Underlying inflation has not been this low – 2.1% through the year – in 13 years. Next quarter, when the 0.8% rise from June 2011 drops out of the annual run rate, it’s likely that underlying inflation will break below the bottom of the RBA target band of 2.0% and there’s a sporting chance it will fall to a record low of 1.8%.
Headline inflation has crashed to 1.6%, below the bottom on the RBA target band and has risen at an annual rate of 0.2% in the last 6 months!
Whichever measure of inflation you wish to use, inflation is massively lower than most forecasts from just 6 or 9 months ago which were skewed towards annual inflation accelerating to 3% or more. In the second half of last year, some market commentators were even suggesting that Australia had a “major inflation problem” and that the RBA was well and truly “behind the interest rate curve”, meaning they expected 2 or 3 rate hikes in quick succession.
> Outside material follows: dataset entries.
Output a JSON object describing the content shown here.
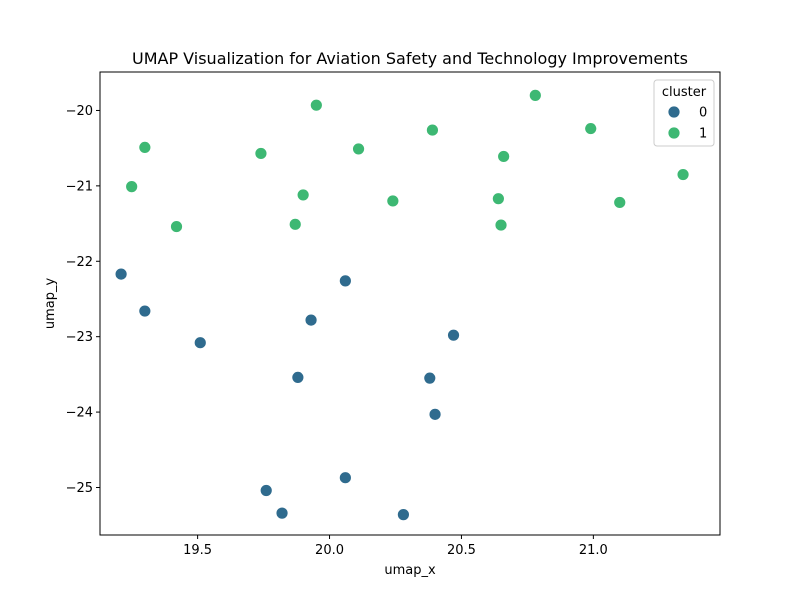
{
  "chart_data": {
    "type": "scatter",
    "title": "UMAP Visualization for Aviation Safety and Technology Improvements",
    "xlabel": "umap_x",
    "ylabel": "umap_y",
    "xlim": [
      19.13,
      21.48
    ],
    "ylim": [
      -25.63,
      -19.49
    ],
    "xticks": [
      19.5,
      20.0,
      20.5,
      21.0
    ],
    "xtick_labels": [
      "19.5",
      "20.0",
      "20.5",
      "21.0"
    ],
    "yticks": [
      -25,
      -24,
      -23,
      -22,
      -21,
      -20
    ],
    "ytick_labels": [
      "−25",
      "−24",
      "−23",
      "−22",
      "−21",
      "−20"
    ],
    "grid": false,
    "legend": {
      "title": "cluster",
      "placement": "top-right"
    },
    "series": [
      {
        "name": "0",
        "color": "#2f6b8e",
        "points": [
          {
            "x": 19.21,
            "y": -22.17
          },
          {
            "x": 19.3,
            "y": -22.66
          },
          {
            "x": 19.51,
            "y": -23.08
          },
          {
            "x": 19.93,
            "y": -22.78
          },
          {
            "x": 20.06,
            "y": -22.26
          },
          {
            "x": 19.88,
            "y": -23.54
          },
          {
            "x": 20.47,
            "y": -22.98
          },
          {
            "x": 20.38,
            "y": -23.55
          },
          {
            "x": 20.4,
            "y": -24.03
          },
          {
            "x": 20.06,
            "y": -24.87
          },
          {
            "x": 19.76,
            "y": -25.04
          },
          {
            "x": 19.82,
            "y": -25.34
          },
          {
            "x": 20.28,
            "y": -25.36
          }
        ]
      },
      {
        "name": "1",
        "color": "#3db873",
        "points": [
          {
            "x": 19.3,
            "y": -20.49
          },
          {
            "x": 19.25,
            "y": -21.01
          },
          {
            "x": 19.42,
            "y": -21.54
          },
          {
            "x": 19.74,
            "y": -20.57
          },
          {
            "x": 19.95,
            "y": -19.93
          },
          {
            "x": 19.9,
            "y": -21.12
          },
          {
            "x": 19.87,
            "y": -21.51
          },
          {
            "x": 20.11,
            "y": -20.51
          },
          {
            "x": 20.24,
            "y": -21.2
          },
          {
            "x": 20.39,
            "y": -20.26
          },
          {
            "x": 20.66,
            "y": -20.61
          },
          {
            "x": 20.64,
            "y": -21.17
          },
          {
            "x": 20.65,
            "y": -21.52
          },
          {
            "x": 20.78,
            "y": -19.8
          },
          {
            "x": 20.99,
            "y": -20.24
          },
          {
            "x": 21.1,
            "y": -21.22
          },
          {
            "x": 21.34,
            "y": -20.85
          }
        ]
      }
    ]
  }
}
The fact that the inflation “problem” could be emerging on the downside and that there have already been 2 rate cuts with 100 basis points more priced in for the next year is a reflection of the all-to-easily dismissed anecdotes from retailers, manufacturing, the tourism and education sectors, housing, construction and basically anyone not attached to the mining sector. Maybe they had a point when they were saying conditions were tough.
What we are seeing now in the inflation data is just how soft the economy has been.
Looking back at the reasons why so many people, including the good folk at the RBA, misread the inflation outlook, a couple of key issues spring to mind:
- Importantly, the level of the Australian dollar has had a more dramatic effect on activity and inflation than was generally assumed.
- The world economic environment remains fragile and is damaging sentiment, confidence and economic activity.
- Interest rates were actually quite restrictive through 2011 and the impact of that restrictive setting is showing up in current data.
- Fiscal policy settings and government demand are having a bigger than assumed dampening effect on activity.
- Falling asset prices in the form of weak stock market prices and falling house prices are poison for the economy.
The inflation result today is so low that it demands that monetary policy move to an accommodative stance as soon as possible. In concert with the fall in the terms of trade and the fall in producer prices, the consumer price data should allow the RBA to get rates lower for the sake of growth, jobs and in doing so, avoid the threat of the Bank missing its inflation target on the down side in the next year or two.
The case for a 50 basis point cut – or more – is compelling. There needs to be some catch up to take account of the low CPI in the December quarter which everyone seems to have forgotten, and the ongoing softer growth momentum in the economy right now.
Whatever amount the RBA cuts next week, it will not be passed on in full. A 25 basis point cut would probably result in about 15 to 20 points being passed on to retail borrowers. In this case, the level of retail rates would be virtually the same at they were at the end of 2011, a time when the RBA and others were still concerned about inflation, wages and were optimistic about improving financial market conditions.
Rates need to be lower than they were at the end of 2011 and the only way to achieve that is for the RBA to cut by 50 basis points (or obviously more), with the cash rate dropping to 3.75% and mortgage rates falling to around 7.0%. The inflation data today and in the last week are low enough to justify such a move.
And there will be more rate cuts after that, given the RBA will have to play catch up and given the world economy and markets remain in a deep funk.